Over the summer, FTR became the largest telecommunications company with the acquisition of 4.8 million landlines from Verizon Communications (NYSE: VZ), at a price of $8.6 billion.

Barron's notes that many have kept the stock aboard due to its intoxicating 9.9% dividend yield. However, that stock is notably flat YTD and down 45% over the last five years.

The company's payout ratio (how much they're paying out to how much they're earning) is at 66.67% for FY11, and 50% for FY10. The higher the ratio is generally a bad thing for burgeoning companies, but less so with established companies. CFO Don Shassian notes that one of their objectives is to get the ratio "to 50% or below."

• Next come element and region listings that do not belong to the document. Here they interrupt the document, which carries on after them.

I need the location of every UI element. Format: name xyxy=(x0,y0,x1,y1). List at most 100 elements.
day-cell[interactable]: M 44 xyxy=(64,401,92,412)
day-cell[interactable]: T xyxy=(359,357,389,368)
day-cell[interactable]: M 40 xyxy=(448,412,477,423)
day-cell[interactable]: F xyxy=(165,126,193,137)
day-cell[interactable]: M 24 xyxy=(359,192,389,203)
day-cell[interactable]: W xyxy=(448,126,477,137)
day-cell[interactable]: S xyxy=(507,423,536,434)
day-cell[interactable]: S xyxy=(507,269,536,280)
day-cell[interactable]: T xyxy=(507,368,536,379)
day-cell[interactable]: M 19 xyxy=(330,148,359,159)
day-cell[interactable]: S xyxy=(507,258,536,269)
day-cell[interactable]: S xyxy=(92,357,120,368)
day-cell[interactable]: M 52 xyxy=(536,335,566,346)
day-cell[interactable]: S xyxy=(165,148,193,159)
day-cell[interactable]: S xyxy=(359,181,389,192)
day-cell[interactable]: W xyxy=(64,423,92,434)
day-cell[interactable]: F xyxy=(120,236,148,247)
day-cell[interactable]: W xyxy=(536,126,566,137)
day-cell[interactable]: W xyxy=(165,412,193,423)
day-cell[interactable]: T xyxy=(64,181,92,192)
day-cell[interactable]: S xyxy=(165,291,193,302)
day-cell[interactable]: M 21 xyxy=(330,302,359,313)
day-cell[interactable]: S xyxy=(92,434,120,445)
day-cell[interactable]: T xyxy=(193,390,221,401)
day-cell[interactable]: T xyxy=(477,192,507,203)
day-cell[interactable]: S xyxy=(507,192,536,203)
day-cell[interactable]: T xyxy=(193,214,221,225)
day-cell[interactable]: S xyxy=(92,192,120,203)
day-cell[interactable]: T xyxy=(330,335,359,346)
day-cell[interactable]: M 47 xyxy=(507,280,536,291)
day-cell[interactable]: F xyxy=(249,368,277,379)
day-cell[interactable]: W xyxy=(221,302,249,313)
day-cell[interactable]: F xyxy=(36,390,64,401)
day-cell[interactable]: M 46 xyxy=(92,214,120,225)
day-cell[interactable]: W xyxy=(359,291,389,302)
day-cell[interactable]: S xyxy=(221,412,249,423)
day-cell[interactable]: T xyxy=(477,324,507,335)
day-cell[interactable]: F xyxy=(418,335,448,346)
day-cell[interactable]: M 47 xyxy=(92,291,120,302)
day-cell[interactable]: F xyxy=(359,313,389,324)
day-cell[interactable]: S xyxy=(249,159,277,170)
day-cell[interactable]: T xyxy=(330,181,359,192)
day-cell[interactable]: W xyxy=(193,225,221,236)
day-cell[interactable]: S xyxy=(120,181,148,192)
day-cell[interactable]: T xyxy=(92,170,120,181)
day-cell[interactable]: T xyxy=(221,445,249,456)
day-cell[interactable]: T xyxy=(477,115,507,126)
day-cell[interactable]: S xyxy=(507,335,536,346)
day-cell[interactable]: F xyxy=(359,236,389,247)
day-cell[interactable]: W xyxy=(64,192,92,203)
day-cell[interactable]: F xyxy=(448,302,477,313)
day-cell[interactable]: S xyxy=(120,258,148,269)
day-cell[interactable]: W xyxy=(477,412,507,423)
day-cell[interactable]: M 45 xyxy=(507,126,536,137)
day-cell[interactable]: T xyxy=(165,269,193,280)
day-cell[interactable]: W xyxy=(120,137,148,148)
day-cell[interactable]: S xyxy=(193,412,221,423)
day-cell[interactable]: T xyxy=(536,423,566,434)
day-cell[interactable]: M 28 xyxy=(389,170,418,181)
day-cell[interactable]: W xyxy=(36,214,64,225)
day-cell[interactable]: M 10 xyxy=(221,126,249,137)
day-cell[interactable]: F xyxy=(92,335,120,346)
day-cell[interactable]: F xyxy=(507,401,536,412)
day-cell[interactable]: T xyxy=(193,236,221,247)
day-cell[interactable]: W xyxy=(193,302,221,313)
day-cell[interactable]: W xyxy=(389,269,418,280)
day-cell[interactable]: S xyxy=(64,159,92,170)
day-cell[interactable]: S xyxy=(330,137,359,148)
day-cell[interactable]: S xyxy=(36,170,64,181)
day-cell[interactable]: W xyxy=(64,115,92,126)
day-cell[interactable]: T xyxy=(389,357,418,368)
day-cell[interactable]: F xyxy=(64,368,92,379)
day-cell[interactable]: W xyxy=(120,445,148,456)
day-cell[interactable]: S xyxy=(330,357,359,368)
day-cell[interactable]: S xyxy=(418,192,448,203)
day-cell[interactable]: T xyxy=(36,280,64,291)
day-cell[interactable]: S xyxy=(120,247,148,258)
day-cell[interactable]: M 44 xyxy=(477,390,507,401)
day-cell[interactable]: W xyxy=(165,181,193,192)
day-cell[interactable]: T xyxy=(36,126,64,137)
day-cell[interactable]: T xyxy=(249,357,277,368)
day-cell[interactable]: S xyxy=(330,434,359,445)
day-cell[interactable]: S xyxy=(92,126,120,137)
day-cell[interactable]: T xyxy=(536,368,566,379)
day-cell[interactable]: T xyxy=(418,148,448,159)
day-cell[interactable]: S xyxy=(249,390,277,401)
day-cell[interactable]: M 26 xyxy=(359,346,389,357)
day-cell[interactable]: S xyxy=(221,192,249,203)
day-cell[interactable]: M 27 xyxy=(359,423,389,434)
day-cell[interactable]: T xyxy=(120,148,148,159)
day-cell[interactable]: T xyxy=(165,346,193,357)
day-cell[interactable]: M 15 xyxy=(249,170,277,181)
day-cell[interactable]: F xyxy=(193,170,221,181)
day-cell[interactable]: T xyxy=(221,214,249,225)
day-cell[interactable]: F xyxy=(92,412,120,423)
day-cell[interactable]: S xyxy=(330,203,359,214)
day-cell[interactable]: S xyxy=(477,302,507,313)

Although a higher dividend payout could be a signal of a company in trouble, Barron's notes that FTRs free cash flow (FCF) is strong, and is stable enough to sustain the dividend over the long run. Notably, as consumers begin to disconnect their phone line, current telecom models are enough to generate cash for years to come; five of the top eight dividend yields in the S&P are from telecom stocks.

Although the Verizon assets are underperforming Frontiers own assets (11% annual line losses versus 6% annual losses), the rate of revenue decline has slowed, which the company attributes to local engagement of customers. They don't have a national marketing strategy or pricing. Rather, they look to connect with people on a regional and local basis, which has helped them to stem losses.

Expansion into broadband would be another opportunity for FTR. Only 64% of Verizon's lines carry broadband, compared to 92% for Frontiers. FTR is looking to bring broadband to 85% of its new Verizon customers by 2013, which is a number that can be achieved without government aid.

Although not much detail about the Verizon acquisition has come from FTR, they promise to provide more detail this fall.

Shares, which are trading at about 6.5x FY11 FCF, come in below the telecom average of a 7.5x multiple for FY11 FCF. An analyst at Raymond James thinks a better multiple would be 8.5x.

The stock is also currently trading at a forward P/E of 70x FY11 EPS estimates, compared to 10.7x for AT&T (NYSE: T), 11.2x for CenturyTel (NYSE: CTL), 12.8x for Verizon, and 14.5x for Qwest Communications (NYSE: Q).